There are several uses for this result, such as checking whether data has been tampered with in any institution. For it is likely that they behave in this way, that way if it does not, it is suspected that there has been adulteration.
But where does this supernatural thing come from? What is the reason for this strange pattern called Benford’s Law?
The explanation for this is simple, let’s see a news item that came out today (12/26/2020) in G1 about Dengue (yes, there are still other diseases in Brazil besides COVID).
In this news we have the number 47 thousand cases.
But before that news was expected, we would have 30,000 cases.
Before that, we must have the news 20 thousand cases;
Before that, we must have the news 10,000 cases;
But Distrito Federal is not the only region with cases of Dengue. We could have had other news (depending on the date) such as:
DF exceeds 10,000 cases in 2020
SP exceeds 10,000 cases in 2020
MG exceeds 10,000 cases in 2020
RJ exceeds 10,000 cases in 2020
However, not all regions are affected in the same way, so we could have that of the 27 Brazilian states, 25 of them exceed 20 thousand cases of Dengue. But of these 25 states, perhaps not all of them exceed 30 thousand cases, we can say for example that 21 states have passed 30 thousand cases. And so on, arriving that only 3 states surpass 50 thousand cases of Dengue.
This means that in the news related to Dengue cases, we would have 27 of them talking about the respective state having passed 10,000 Dengue cases. However, only 25 states with news talking about over 20 thousand cases. And so decreasing …

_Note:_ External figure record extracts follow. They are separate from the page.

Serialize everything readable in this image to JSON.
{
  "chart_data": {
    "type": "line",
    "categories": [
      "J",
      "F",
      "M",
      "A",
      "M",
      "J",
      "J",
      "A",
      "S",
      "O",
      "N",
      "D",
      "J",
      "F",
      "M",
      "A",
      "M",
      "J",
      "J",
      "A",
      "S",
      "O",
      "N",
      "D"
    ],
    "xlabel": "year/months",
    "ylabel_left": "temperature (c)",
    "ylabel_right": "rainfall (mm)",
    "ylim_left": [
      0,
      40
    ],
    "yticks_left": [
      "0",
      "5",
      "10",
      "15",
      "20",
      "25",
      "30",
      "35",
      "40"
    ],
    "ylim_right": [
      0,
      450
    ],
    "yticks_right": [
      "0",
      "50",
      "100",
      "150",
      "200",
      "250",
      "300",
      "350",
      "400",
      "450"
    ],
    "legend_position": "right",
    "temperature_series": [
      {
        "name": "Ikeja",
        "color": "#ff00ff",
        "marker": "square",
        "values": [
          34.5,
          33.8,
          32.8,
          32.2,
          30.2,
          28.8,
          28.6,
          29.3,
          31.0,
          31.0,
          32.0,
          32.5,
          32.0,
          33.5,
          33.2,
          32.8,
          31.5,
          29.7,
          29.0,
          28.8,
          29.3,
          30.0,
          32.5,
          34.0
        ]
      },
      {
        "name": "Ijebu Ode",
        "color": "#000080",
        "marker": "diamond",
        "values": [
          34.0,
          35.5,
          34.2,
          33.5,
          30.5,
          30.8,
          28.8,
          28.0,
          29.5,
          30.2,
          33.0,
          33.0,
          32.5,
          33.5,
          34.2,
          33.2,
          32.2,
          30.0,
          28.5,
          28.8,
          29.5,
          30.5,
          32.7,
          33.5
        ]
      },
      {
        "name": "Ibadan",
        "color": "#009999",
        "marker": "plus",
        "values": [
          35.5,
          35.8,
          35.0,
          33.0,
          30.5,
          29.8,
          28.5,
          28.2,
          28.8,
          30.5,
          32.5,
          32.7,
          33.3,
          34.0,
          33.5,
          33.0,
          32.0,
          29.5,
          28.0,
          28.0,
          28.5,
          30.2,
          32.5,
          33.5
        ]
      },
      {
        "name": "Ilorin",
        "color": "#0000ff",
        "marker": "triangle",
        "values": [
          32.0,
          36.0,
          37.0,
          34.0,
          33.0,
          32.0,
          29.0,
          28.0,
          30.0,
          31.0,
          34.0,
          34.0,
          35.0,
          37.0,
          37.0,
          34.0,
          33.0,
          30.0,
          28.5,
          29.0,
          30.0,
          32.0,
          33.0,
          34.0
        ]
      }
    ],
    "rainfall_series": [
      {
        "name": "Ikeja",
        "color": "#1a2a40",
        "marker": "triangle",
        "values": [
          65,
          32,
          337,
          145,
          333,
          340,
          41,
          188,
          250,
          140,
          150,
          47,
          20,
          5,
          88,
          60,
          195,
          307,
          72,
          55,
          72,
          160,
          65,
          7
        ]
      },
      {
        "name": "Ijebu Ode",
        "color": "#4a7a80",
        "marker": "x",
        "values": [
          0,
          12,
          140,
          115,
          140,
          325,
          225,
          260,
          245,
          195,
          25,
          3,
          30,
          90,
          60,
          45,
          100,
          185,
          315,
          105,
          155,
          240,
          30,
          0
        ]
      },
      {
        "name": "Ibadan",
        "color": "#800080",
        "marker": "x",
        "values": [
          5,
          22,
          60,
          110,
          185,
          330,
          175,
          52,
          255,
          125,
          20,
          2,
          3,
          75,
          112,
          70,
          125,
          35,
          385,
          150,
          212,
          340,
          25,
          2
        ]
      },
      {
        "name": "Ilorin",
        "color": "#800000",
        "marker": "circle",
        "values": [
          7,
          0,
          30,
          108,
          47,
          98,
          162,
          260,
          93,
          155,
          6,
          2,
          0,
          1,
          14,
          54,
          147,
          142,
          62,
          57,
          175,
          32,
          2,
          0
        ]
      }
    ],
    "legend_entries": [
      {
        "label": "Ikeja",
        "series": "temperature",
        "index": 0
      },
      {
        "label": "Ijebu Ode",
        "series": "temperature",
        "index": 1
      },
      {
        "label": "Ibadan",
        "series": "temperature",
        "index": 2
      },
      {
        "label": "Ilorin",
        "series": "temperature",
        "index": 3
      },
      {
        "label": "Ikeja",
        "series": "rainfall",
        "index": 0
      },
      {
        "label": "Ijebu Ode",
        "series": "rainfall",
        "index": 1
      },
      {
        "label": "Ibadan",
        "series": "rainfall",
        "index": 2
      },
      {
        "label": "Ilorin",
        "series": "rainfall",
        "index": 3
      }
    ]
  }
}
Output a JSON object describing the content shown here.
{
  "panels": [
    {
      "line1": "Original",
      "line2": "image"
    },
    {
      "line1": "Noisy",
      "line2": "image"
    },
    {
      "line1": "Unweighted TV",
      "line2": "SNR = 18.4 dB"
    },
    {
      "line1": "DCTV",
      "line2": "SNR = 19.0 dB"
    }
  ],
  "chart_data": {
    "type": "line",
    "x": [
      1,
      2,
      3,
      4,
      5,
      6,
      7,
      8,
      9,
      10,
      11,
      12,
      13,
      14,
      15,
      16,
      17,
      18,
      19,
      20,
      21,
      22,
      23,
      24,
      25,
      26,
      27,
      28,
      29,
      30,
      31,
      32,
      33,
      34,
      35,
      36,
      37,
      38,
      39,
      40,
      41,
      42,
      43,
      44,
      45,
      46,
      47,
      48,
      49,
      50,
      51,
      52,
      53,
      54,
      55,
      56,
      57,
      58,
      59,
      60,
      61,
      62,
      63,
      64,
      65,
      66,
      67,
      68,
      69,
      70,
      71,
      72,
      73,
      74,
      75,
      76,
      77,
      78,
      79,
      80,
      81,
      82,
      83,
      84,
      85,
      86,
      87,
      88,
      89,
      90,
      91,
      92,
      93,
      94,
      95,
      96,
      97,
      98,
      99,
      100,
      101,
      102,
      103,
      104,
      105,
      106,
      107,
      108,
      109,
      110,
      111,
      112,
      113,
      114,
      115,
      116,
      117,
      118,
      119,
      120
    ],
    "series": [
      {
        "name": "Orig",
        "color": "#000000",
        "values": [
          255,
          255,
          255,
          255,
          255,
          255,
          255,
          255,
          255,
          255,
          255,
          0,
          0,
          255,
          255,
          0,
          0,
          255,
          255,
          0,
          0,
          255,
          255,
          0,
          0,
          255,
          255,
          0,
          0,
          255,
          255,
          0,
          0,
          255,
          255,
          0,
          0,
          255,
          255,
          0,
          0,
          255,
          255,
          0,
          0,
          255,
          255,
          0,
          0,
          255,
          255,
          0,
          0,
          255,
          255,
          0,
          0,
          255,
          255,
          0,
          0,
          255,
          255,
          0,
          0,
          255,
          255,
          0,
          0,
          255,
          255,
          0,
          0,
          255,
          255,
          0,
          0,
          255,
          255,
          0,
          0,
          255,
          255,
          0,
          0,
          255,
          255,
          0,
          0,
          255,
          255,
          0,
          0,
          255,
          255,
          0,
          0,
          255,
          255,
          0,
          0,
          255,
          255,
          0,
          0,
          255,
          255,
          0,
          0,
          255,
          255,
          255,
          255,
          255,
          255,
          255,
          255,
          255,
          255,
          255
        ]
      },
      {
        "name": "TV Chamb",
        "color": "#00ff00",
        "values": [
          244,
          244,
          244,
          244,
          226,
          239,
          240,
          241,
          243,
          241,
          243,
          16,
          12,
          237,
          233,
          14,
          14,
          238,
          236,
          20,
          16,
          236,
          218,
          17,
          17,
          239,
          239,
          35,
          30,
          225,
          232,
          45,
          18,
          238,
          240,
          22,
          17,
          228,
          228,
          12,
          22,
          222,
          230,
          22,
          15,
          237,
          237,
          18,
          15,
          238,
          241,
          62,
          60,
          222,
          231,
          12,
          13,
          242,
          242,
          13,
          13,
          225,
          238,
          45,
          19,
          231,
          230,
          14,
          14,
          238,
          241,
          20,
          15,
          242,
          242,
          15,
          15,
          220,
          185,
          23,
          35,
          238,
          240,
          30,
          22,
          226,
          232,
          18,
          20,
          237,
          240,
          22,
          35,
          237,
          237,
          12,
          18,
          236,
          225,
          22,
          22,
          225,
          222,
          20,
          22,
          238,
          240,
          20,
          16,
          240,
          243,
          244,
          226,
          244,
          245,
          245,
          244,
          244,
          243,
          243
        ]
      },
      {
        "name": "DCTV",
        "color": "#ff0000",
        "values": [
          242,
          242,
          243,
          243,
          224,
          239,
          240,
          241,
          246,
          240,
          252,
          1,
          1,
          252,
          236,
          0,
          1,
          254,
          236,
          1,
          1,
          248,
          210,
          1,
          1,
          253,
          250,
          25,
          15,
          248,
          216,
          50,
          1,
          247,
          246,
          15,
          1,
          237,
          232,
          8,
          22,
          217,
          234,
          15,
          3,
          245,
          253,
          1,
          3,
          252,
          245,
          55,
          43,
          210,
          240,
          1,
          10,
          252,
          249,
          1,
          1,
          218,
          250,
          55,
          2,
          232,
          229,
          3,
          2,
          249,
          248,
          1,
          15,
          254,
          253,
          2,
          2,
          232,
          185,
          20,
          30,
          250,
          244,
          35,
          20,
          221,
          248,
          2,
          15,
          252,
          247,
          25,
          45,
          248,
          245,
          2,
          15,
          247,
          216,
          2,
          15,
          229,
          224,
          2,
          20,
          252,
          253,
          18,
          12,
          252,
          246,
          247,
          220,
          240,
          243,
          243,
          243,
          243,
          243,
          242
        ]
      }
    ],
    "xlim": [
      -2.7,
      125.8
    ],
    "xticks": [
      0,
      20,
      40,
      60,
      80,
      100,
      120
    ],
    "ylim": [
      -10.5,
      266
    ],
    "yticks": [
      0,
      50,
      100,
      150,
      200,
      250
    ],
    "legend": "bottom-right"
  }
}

The same relationship applies for example to numbers of children. Most people before having their second child, have their first child. That is, if we look at the records of families with children, the number 1 will appear in the first digit very often, since before we have the second, third, fourth child, I usually fear the first.
Similarly, when a disease arises, before we have the second case of being infected, we will have news about the first case. And not only that, each city, each region, each country, will have its first case. Then we will have the first case in Campinas, the first case in Bauru, the first case in São Carlos … see how the 1 appears in the records very often if comparable to the others. For example, we had the first case of an extremely rare disease. It may be that in the coming years no one in that same region will have the same disease, making us still in the first case.
That is why 1 is so present in the first digit. For thinking a little about conditional probability, usually to have the 2, we need the 1 to have occurred before. Making it more frequent than 2, and this more frequent than 3, and so on.